The other 'm-word' at the BBC



Just to supplement your Sunday afternoon reading, there are two more fine pieces about BBC bias at Conservative Woman.

The first is David Keighley's post The BBC’s ‘religion’ is the promotion of equality not Christianity, which notes senior BBC editor Christine Morgan's remarks on this week's Feedback about the purpose of the BBC's coverage of religion - "Part of it is explaining this fantastic multi-faith, multi-cultural society that we have back to Britain". David says:
Put another way, in BBC-land, religious output is not any more primarily focused on thinking about Christianity and religion itself or faith; it’s a medium through which the multi-cultural agenda can be pursued and amplified.
He then relates that to Roger Bolton's own criticisms of the BBC's coverage of religion (that too many BBC editors are ignorant of religion and have a 'liberal elite' outlook, that Christianity is uniquely singled out for mockery at the BBC, and social conservatives are often seen as mad) - which, incidentally, formed the subject of this very blog's first main post.
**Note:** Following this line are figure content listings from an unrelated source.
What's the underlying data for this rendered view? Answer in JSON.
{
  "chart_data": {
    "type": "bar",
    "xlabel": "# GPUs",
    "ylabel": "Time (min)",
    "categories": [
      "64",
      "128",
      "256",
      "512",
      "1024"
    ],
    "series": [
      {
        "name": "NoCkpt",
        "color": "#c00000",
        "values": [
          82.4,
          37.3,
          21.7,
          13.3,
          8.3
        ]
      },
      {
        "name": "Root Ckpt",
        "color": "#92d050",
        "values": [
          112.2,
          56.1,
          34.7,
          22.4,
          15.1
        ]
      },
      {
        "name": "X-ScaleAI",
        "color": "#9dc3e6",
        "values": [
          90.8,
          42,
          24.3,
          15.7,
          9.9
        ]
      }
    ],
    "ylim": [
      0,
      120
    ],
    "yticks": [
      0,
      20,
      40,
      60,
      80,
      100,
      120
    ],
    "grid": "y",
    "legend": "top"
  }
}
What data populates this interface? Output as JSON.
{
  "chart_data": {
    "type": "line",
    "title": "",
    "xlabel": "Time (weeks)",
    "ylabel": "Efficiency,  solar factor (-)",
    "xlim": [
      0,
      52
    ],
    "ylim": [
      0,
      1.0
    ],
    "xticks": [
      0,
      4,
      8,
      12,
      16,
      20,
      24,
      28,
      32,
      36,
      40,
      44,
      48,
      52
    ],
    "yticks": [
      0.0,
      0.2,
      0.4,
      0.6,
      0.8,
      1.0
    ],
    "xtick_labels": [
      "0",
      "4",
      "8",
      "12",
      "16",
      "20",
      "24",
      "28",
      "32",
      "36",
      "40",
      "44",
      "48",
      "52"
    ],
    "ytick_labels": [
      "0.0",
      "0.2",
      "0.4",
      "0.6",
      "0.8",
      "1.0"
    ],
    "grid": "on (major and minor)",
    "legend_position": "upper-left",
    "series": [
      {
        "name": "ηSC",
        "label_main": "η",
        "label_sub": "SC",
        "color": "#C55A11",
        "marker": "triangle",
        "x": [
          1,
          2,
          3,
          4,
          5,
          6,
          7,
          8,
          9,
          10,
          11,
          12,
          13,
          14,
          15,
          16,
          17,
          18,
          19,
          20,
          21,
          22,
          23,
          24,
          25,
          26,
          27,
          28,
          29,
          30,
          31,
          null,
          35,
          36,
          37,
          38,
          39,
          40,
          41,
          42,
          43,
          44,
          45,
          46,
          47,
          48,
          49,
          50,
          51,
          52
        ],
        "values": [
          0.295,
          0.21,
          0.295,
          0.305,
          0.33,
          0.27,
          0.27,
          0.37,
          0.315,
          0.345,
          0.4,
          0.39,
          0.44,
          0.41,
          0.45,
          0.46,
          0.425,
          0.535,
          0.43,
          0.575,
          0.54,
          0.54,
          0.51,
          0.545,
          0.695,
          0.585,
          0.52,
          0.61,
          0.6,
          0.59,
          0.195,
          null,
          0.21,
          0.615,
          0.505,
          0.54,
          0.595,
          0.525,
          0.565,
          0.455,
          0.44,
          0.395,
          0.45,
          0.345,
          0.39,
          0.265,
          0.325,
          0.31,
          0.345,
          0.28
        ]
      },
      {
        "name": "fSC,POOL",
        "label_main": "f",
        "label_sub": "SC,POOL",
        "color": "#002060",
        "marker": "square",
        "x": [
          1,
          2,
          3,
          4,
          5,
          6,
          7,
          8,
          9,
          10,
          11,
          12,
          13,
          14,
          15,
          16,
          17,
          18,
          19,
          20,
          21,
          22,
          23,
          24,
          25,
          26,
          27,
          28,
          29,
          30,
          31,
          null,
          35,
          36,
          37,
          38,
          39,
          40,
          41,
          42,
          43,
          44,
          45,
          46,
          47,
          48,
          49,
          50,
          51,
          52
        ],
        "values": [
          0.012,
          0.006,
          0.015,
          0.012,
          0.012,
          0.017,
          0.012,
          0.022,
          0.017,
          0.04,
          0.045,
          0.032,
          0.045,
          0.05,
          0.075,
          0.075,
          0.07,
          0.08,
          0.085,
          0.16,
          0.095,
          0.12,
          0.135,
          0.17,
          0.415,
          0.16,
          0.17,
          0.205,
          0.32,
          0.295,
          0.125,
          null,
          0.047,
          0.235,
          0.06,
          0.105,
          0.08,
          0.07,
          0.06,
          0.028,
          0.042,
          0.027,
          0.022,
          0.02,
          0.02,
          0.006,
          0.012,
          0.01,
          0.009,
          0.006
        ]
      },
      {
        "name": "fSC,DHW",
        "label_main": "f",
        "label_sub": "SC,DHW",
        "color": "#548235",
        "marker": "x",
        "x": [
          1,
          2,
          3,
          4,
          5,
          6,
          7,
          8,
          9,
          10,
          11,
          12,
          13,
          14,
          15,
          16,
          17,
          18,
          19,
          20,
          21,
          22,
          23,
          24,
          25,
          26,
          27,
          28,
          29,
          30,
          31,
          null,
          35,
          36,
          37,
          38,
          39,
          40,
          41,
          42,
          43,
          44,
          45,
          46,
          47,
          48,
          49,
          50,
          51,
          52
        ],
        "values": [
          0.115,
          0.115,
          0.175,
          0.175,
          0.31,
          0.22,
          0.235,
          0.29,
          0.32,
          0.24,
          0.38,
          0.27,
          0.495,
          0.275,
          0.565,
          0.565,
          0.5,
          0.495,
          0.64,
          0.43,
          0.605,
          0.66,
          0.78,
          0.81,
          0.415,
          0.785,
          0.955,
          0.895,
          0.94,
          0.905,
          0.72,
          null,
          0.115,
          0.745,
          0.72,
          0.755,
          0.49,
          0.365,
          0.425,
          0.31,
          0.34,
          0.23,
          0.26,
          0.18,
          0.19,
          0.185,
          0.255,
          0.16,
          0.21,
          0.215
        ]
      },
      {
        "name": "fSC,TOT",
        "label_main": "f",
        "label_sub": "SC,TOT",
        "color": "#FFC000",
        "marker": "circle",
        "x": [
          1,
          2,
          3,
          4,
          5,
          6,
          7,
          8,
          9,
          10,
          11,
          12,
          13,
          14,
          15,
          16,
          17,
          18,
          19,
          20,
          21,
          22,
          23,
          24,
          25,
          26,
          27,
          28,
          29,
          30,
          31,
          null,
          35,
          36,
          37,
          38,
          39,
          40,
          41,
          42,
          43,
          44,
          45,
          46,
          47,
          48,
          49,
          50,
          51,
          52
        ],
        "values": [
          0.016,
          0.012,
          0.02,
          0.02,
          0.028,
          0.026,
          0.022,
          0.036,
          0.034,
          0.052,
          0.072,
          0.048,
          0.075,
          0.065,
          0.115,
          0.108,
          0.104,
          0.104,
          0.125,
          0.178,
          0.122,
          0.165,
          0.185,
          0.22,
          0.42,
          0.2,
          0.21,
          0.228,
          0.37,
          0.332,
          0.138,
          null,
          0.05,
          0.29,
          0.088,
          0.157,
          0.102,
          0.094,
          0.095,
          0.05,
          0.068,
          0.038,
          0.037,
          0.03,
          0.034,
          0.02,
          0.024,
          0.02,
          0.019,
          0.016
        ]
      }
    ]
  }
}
(That post was written on 28 October 2012, so the BBC clearly didn't pay much attention to Roger Bolton at the time, given the continuation of much of the same kinds of thing ever since).

The second Conservative Woman piece I'd like to recommend is Laura Perrins's PC Jenni Murray bans the word ‘mother’. Perhaps, she should now take charge of Calais, in which Laura recounts her colleague Belinda Brown's experiences of appearing on Woman's Hour. 

It seems - and it's back to 'every week is Language Awareness Week now!' territory - that Dame Jenni didn't like Belinda's use of a particular word:
....the mere mention of the word 'mother' was just too much for Jenni; she had to sit down. No hang on she was already sitting down so instead she attempted to censor, censor, her guest. Please could we use the word 'parent' instead, she asked, as sometimes fathers do this role. 
Yes, sometimes father do take on the caring role but it is mostly mothers, Belinda pointed out. 

1 comment:

  1. Well, Jenni wasn’t so much objecting to the word ‘mother’ as to the assumption that it would be the mother, rather than the father who would prefer to stay at home and not have to stick his/her child in a nursery.

    In the recent Women’s Hour interview with Jeremy Corbyn it was a given that everyone wants free or subsidised childcare so they can go out to work.
    Of course it’s not only socialists that make that assumption. The conservatives seem to think so too.

    Plenty of people would rather have their “parental subsidy” in the form of child benefit so that they could make an unforced choice about who’ll be in charge of their children during the early years.

    The language police thing is getting out of control. If a bloke decides he’s a she, for instance, you’d better not contravene the new gender realignment-on-demand regulations.